// EUROGAMER.DE — GAMING
Sound of Gaming: „Alles klingt besser als dein TV“ – Warum Hi-Fi und Games endlich zusammenfinden sollen
Mit Sound of Gaming bringt Michael Schulz klassische Hi-Fi-Hersteller auf die Gamescom. Im Interview erklärt er, weshalb guter Klang keine 5.000 Euro kosten muss.
Bild und Ton gehören bei Videospielen seit jeher zusammen. Schon Pong quittierte jede Ballberührung mit einem charakteristischen Geräusch. Heute entstehen Spielmusik und Sounddesign mit einem Aufwand, der großen Filmproduktionen kaum noch nachsteht. Zu hören bekommt man davon allerdings häufig nur das, was die eingebauten Lautsprecher des Fernsehers übrig lassen.
The Sound of Gaming ist eine von konsolenfan.de initiierte Plattform, die Gaming und hochwertige Audiotechnik zusammenbringen will. Seit 2023 arbeitet das Projekt mit der High End Society zusammen und betreut auf deren Hi-Fi-Messe HIGH END die Gaming Zone. Auf der Gamescom 2026 geht The Sound of Gaming nun den umgekehrten Weg und bringt gemeinsam mit Herstellern wie Canton, ELAC, Genelec und Yamaha klassische Hi-Fi-Technik zu den Spielern.
Sound of Gaming möchte auf der Gamescom zeigen, dass es besser geht und dafür weder ein Studium der Elektrotechnik noch ein fünfstelliges Budget braucht.
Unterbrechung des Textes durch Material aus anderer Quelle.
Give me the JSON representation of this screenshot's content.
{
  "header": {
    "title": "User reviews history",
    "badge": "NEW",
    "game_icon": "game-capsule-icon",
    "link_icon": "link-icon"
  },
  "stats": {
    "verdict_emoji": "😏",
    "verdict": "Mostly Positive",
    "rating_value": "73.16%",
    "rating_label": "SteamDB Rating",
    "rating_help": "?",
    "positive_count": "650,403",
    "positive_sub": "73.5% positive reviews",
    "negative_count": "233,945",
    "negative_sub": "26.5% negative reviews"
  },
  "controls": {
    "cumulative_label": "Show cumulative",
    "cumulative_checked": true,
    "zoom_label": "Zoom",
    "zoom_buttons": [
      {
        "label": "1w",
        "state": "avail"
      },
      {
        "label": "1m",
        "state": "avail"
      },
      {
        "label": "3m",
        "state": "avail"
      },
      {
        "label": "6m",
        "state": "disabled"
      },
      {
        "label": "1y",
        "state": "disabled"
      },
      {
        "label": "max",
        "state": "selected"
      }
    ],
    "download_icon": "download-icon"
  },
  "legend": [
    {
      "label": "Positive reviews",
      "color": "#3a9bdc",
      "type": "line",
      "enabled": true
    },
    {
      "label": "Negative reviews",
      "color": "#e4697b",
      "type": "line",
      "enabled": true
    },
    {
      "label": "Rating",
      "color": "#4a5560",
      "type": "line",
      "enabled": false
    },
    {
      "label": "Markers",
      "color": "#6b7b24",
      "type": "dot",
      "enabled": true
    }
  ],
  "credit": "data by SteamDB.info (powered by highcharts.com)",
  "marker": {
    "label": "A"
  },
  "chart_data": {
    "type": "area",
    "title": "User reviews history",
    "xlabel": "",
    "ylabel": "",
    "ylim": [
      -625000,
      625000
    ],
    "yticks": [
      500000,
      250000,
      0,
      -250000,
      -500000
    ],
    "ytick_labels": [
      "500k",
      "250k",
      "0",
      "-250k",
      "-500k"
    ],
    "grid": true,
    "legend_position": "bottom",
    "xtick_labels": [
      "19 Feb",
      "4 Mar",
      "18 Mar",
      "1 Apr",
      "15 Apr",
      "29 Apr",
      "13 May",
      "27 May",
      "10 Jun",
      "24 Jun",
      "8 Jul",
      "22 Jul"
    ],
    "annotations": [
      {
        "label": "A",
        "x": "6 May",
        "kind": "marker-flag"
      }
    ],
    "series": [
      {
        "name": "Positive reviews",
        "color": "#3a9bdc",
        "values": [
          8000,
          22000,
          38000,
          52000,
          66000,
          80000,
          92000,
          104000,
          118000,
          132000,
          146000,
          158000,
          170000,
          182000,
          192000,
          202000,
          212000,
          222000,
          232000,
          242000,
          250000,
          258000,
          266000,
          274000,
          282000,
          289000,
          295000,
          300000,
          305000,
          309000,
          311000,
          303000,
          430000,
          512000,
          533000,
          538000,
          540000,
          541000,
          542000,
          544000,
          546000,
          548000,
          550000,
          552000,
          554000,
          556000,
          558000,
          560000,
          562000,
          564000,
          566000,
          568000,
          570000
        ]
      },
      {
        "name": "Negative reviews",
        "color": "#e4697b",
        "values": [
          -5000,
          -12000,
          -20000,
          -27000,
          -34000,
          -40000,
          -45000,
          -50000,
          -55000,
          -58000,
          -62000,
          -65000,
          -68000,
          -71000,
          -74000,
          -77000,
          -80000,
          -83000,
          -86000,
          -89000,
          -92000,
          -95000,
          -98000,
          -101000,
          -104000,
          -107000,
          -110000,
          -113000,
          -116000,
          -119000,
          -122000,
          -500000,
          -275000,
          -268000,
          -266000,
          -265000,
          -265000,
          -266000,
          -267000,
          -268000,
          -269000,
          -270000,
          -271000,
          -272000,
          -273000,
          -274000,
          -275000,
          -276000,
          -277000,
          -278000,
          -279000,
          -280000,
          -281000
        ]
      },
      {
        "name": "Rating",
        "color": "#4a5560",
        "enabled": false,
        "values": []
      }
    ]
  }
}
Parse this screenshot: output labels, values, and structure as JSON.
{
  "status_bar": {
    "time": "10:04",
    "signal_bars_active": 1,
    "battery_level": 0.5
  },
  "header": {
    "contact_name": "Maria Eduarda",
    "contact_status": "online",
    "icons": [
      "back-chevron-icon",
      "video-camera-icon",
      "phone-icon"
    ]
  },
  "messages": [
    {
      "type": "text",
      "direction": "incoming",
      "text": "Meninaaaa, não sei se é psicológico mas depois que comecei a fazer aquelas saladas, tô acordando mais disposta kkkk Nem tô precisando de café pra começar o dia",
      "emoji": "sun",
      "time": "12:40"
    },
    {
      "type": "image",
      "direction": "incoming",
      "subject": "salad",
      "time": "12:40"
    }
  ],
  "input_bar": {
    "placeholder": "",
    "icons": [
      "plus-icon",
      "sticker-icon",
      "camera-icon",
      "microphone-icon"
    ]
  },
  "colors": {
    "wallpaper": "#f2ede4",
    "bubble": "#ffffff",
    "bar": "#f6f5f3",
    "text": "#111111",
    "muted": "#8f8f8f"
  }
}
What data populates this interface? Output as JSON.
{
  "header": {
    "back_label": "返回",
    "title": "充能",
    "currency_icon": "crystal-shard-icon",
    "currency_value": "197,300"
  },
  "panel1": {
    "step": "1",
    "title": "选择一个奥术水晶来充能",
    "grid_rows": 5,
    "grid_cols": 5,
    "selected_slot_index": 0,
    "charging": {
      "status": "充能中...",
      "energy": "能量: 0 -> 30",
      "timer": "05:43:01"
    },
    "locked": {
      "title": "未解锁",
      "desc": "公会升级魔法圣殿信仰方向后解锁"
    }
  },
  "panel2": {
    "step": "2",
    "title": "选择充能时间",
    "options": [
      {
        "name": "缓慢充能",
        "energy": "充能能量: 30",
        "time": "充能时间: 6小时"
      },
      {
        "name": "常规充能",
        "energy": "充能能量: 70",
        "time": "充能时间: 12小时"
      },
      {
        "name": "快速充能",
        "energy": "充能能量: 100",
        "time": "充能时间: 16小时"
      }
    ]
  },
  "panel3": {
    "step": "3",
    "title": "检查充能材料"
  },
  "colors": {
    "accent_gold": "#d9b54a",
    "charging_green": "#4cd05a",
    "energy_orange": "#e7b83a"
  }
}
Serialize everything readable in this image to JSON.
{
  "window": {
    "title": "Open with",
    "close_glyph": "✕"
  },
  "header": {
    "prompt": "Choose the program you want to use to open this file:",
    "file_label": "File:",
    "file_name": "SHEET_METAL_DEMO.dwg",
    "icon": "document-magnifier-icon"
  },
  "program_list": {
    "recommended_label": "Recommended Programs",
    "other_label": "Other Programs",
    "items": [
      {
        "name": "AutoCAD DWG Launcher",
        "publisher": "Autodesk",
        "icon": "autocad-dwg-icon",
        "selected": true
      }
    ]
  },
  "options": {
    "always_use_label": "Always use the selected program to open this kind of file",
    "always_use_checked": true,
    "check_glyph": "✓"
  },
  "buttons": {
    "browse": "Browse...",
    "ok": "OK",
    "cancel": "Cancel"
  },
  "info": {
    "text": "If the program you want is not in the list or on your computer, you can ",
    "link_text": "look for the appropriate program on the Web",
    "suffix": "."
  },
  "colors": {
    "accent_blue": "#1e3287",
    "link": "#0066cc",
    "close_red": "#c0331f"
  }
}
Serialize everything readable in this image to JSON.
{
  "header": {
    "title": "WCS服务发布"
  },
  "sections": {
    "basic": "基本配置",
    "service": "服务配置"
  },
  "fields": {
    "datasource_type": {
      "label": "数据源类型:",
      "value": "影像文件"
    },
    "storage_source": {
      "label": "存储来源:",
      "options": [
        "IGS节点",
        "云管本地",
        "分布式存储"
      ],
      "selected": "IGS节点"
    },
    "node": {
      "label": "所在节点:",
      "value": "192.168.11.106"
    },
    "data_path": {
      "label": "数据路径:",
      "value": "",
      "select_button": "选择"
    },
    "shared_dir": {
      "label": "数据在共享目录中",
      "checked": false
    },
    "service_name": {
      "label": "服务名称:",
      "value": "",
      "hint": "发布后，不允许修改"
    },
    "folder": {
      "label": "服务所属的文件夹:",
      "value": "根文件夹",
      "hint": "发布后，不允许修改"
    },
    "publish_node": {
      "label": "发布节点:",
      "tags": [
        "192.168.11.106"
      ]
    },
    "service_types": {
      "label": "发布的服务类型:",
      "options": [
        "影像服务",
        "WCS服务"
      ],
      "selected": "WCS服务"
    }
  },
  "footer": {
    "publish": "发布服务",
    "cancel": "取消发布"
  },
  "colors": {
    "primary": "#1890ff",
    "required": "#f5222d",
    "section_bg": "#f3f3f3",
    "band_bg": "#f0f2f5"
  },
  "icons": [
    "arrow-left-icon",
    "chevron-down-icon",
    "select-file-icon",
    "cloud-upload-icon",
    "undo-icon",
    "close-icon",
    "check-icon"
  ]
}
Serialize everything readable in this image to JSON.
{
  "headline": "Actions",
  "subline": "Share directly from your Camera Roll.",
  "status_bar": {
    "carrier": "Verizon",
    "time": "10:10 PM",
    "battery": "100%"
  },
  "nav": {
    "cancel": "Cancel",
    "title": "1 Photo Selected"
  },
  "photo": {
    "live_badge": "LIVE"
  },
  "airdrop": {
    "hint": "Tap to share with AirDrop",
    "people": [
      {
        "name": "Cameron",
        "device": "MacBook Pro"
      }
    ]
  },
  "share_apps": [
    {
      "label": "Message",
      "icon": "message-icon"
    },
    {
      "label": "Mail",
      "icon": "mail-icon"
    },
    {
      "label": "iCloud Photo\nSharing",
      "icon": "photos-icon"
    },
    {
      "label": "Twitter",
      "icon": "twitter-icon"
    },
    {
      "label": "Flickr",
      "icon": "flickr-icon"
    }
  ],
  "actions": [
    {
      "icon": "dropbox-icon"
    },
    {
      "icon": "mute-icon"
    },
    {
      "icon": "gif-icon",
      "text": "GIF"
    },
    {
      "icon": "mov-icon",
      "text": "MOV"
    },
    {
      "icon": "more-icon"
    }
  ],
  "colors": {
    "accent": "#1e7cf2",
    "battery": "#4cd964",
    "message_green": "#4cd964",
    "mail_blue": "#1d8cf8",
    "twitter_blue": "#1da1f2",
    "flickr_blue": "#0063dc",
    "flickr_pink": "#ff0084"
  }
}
Am Stand in Halle 10.1 präsentieren Hersteller wie Canton, ELAC, Yamaha, Genelec und Clearaudio verschiedene Lautsprecher- und Audiosysteme. Wir haben mit Gründer Michael Schulz darüber gesprochen, weshalb Gaming und Hi-Fi so lange getrennte Wege gingen.
Schulz beschäftigt sich seit fast 25 Jahren auf seiner Website Konsolenfan.de mit Videospielen. Angefangen habe alles mit seiner eigenen Sammlung, doch der Klang spielte für ihn schon früh eine ebenso wichtige Rolle. Bereits Super Nintendo und Mega Drive ließ er über eine umgebaute Scartleiste an seiner Stereoanlage laufen.
Aus dieser Begeisterung entstand schließlich die Idee, Hi-Fi und Gaming gezielt zusammenzubringen. Für Schulz ist das keine künstliche Verbindung, sondern eine längst überfällige Annäherung: „Das sind Dinge, die von Beginn an zusammengehören: guter Klang und gute Videospiele.“
Die Hi-Fi-Branche habe Gaming dennoch lange kaum wahrgenommen. Solange das Geschäft gut lief, bestand offenbar wenig Anlass, sich um neue Zielgruppen zu bemühen. Inzwischen hat sich das geändert: Die Kundschaft wird älter, viele langjährige Käufer sind längst gut ausgestattet und sehen entsprechend wenig Grund, noch einmal tief in neue Technik zu investieren.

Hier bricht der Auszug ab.